Die Modemacher selbst zeigten sich wegen der schweren Vorwürfe geschockt: „Das ist völlig paradox! Seit wann muss man Steuern für Geld bezahlen, dass man nie wirklich besessen hat? Das Ganze ist eine absurde Forderung, die auf einer abstrakten Kalkulation basiert. Diese hohe Steuersumme ist das Resultat einer theoretischen mathematischen Übung.“, so Dolce und Gabbana laut Hollyscoop.

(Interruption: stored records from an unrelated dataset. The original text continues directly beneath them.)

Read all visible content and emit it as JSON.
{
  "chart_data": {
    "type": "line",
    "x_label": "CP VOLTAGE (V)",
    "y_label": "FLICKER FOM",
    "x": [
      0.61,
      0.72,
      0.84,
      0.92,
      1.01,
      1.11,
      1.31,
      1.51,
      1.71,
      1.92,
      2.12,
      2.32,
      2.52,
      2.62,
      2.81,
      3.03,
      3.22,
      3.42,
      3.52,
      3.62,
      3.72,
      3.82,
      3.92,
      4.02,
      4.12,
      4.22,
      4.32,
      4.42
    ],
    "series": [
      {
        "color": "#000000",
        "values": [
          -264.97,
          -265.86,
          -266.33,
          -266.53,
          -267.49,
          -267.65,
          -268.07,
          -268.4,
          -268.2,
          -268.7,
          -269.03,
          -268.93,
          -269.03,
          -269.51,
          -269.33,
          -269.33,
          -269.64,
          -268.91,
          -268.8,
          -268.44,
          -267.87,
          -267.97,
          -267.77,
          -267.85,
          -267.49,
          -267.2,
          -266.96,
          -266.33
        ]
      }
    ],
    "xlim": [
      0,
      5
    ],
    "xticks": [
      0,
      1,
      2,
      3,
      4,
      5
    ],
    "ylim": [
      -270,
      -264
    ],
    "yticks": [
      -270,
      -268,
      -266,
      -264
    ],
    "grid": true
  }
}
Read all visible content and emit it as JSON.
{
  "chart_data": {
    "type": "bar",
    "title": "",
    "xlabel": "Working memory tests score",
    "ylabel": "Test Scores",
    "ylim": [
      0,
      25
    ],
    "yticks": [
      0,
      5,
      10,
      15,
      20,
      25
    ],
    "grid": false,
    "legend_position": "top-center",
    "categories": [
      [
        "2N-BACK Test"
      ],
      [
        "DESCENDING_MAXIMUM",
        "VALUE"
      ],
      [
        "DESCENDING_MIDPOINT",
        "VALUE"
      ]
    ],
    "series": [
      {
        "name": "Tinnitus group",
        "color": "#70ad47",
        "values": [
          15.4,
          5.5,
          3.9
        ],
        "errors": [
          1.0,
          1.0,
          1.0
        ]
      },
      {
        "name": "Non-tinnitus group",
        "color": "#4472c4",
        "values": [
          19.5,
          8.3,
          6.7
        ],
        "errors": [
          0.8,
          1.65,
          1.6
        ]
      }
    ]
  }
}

Die Designer sind sich also keiner Schuld bewusst und verteidigen sich; genau die selben Probleme hatten übrigens auch schon andere italienische Modemacher, wie Roberto Cavalli (70), Versace und Salvatore Ferragamo (62). Angeblich hätten sie alle Geld am Staat vorbei geschleust. Die Beschuldigten machen dafür jedoch einen Paragraphen im italienischen Steuergesetz verantwortlich, der viel verdienende Unternehmen benachteiligt.

Sollte es nun zu einer Verhandlung kommen, so müssen Dolce & Gabbana mit der Zahlung von 750 Millionen Euro rechnen. Auch eine Freiheitsstrafe von bis zu drei Jahren ist nicht auszuschließen. Allerdings würden wohl auch viele Modebegeisterte es als Verbrechen ansehen, die berühmten Designer einzubuchten. Aber wer weiß, vielleicht ist ja nächstes Jahr schwarz-weiß Gestreiftes im Kommen...

*Gruss Gollum*


----------



## Q (26 Nov. 2010)

Keine Sorge, das Finanzamt vergisst niemanden


----------



## Punisher (26 Nov. 2010)

Ich kann auch ohne D&G ganz gut leben


----------



## krawutz (27 Nov. 2010)

Ihre Kunden werden nicht verstehen, wieso dass ein Verbrechen sein soll.


----------



## M.Schmierhaus (30 Nov. 2010)

snoopy1 Langweilig!

Die braucht eh keiner


----------